Microsoft’s 2GW Texas Campus Puts AI Data Centers Into The Gas-Power Debate
Microsoft is planning a 2GW data center campus in Pecos, Texas, with Chevron supplying up to 2.67GW of behind-the-meter power under a 20-year PPA.

Microsoft Links AI Capacity To Dedicated Gas Power
Microsoft is planning a 2GW data center campus in Pecos, Texas, and the power plan is as important as the computing site.
Chevron will supply up to 2.67GW of behind-the-meter power for the project under a 20-year Power Purchase Agreement.
The project, known as Project Kirby, is being developed by Chevron and Engine No. 1, with first power delivery expected in 2028.

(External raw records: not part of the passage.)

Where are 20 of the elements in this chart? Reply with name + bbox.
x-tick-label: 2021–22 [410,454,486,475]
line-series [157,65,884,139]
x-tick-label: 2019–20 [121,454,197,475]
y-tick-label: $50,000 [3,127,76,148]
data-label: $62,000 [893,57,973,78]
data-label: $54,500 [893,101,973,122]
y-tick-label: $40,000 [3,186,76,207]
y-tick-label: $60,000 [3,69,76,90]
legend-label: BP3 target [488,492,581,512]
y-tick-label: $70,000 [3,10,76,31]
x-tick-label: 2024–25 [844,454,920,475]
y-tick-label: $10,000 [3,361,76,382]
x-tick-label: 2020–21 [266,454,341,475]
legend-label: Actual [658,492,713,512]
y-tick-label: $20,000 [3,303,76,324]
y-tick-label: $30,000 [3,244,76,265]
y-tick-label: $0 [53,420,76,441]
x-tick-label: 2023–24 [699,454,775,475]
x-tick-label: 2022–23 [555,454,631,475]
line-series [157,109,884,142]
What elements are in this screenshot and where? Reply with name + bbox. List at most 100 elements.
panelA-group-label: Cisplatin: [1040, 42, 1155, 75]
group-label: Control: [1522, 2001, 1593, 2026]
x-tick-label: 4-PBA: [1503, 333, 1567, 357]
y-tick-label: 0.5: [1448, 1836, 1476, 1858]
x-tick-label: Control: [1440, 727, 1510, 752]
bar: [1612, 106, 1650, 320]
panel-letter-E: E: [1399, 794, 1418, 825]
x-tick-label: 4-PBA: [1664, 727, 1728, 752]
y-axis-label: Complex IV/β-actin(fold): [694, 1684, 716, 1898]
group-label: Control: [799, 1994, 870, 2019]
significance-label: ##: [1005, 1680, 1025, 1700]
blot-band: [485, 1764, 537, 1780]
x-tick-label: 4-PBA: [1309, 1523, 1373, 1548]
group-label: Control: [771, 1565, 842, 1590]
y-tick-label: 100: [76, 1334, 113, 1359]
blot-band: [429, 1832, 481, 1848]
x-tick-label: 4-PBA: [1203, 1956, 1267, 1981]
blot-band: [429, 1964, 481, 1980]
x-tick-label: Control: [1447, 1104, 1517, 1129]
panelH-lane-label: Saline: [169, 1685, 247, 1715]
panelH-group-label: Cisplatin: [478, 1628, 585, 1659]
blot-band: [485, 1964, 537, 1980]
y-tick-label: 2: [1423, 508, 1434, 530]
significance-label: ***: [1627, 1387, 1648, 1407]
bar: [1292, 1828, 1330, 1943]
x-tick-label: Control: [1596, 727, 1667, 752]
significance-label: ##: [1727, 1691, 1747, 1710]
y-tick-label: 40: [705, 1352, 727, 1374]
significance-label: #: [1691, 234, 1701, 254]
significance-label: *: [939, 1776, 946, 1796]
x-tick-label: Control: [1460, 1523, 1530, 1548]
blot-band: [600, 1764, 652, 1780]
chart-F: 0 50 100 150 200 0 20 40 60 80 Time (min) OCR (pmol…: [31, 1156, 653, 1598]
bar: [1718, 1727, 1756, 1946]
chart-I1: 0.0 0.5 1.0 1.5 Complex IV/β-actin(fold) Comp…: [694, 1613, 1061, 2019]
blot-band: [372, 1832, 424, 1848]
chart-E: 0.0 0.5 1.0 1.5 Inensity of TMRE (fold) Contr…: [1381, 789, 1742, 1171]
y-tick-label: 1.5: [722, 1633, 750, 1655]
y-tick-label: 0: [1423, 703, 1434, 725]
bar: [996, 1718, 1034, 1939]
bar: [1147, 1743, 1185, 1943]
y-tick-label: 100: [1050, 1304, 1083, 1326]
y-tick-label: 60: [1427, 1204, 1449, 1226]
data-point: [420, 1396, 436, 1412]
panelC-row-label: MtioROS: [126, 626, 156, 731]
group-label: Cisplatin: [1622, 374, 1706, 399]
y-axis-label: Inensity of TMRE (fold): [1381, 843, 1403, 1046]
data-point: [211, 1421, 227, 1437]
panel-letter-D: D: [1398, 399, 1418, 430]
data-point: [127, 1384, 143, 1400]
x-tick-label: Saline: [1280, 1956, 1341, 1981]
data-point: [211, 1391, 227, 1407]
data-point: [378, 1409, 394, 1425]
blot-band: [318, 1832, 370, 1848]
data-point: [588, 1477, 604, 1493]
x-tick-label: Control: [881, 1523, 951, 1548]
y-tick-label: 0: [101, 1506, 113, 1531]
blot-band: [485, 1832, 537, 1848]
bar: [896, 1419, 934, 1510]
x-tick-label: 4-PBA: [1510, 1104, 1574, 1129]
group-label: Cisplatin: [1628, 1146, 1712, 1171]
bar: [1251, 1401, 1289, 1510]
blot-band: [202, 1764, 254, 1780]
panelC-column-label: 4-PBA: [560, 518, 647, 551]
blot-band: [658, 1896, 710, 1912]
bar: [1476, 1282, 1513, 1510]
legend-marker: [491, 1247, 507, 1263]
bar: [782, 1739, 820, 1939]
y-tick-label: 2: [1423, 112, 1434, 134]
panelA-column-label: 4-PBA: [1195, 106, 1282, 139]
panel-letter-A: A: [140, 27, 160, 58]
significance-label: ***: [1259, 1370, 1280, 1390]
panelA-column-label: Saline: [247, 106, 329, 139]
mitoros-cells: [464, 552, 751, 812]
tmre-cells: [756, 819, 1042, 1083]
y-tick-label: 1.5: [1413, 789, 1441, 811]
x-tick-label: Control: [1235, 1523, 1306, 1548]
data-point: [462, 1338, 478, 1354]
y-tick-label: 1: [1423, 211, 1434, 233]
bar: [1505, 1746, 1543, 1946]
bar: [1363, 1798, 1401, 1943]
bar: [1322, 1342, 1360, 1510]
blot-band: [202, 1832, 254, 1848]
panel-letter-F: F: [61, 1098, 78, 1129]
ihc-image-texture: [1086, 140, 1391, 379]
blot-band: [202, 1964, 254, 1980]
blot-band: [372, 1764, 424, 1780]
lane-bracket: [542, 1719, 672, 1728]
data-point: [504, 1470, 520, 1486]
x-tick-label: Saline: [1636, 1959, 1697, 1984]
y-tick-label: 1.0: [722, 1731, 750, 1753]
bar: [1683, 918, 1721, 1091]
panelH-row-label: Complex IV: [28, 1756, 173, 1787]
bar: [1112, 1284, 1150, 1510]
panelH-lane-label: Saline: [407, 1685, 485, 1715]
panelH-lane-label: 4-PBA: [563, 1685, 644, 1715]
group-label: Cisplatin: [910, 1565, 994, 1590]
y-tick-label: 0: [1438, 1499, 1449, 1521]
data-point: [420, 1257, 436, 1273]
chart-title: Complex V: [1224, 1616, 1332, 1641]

The arrangement puts Microsoft’s AI and cloud expansion directly into the energy-for-compute debate.
Instead of relying only on grid access, the company is tying a large data center campus to dedicated natural gas generation that can be built and scaled alongside the facility.
A Multibillion-Dollar Campus With A Phased Buildout
Microsoft described the Pecos plan as a multibillion-dollar data center campus.
The company expects investment to run across a five-to-seven-year buildout, with roughly 6,000 construction jobs when the site is fully built.
The power supply will increase incrementally because the plant is being built in phases.
Project Kirby will rely mainly on large GE Vernova-manufactured turbines and associated electrical infrastructure, with additional capacity from Solar Turbines, a Caterpillar subsidiary.
Chevron and Engine No. 1 already hold seven GE Vernova 7HA natural gas turbines under their earlier partnership.
The exact turbine model was not disclosed.
GE Vernova’s listed 7HA range includes 290MW, 384MW and 430MW options, so the final configuration remains a technical detail for the power partners rather than a confirmed site specification.
AI Growth Meets Power, Water And Local Infrastructure
Chevron president of New Energies Jeff Gustavson said abundant, affordable and reliable energy is essential for AI’s economic impact, and Microsoft cloud operations president Noelle Walsh said the company needs energy infrastructure that can scale quickly and reliably for AI and cloud demand.
Those comments frame the project as a response to a physical bottleneck.
Advanced compute capacity is not only a question of servers, chips and buildings; it also depends on power generation, electrical infrastructure, cooling and local permitting.
Chevron says the project could create more than $10 billion in tax revenue for state and local governments.
The company also plans to use non-potable, brackish groundwater for power plant operations and says it is working on reuse of produced water from oil and gas operations.
Pecos is not a typical Texas data center market, but the area is drawing energy-linked infrastructure proposals.
Pacific Energy announced plans in August 2025 for a 5GW off-grid power project in nearby Pecos County designed to serve hyperscale data centers.
Microsoft already has a significant Texas data center footprint, including facilities in Medina and Castroville, and in March 2026 it signed on to lease about 700MW from Crusoe’s Abilene campus.
The unresolved issue in Pecos is whether dedicated gas generation can give Microsoft the speed and reliability it wants without turning AI infrastructure growth into a larger fight over fuel use, water and local energy planning.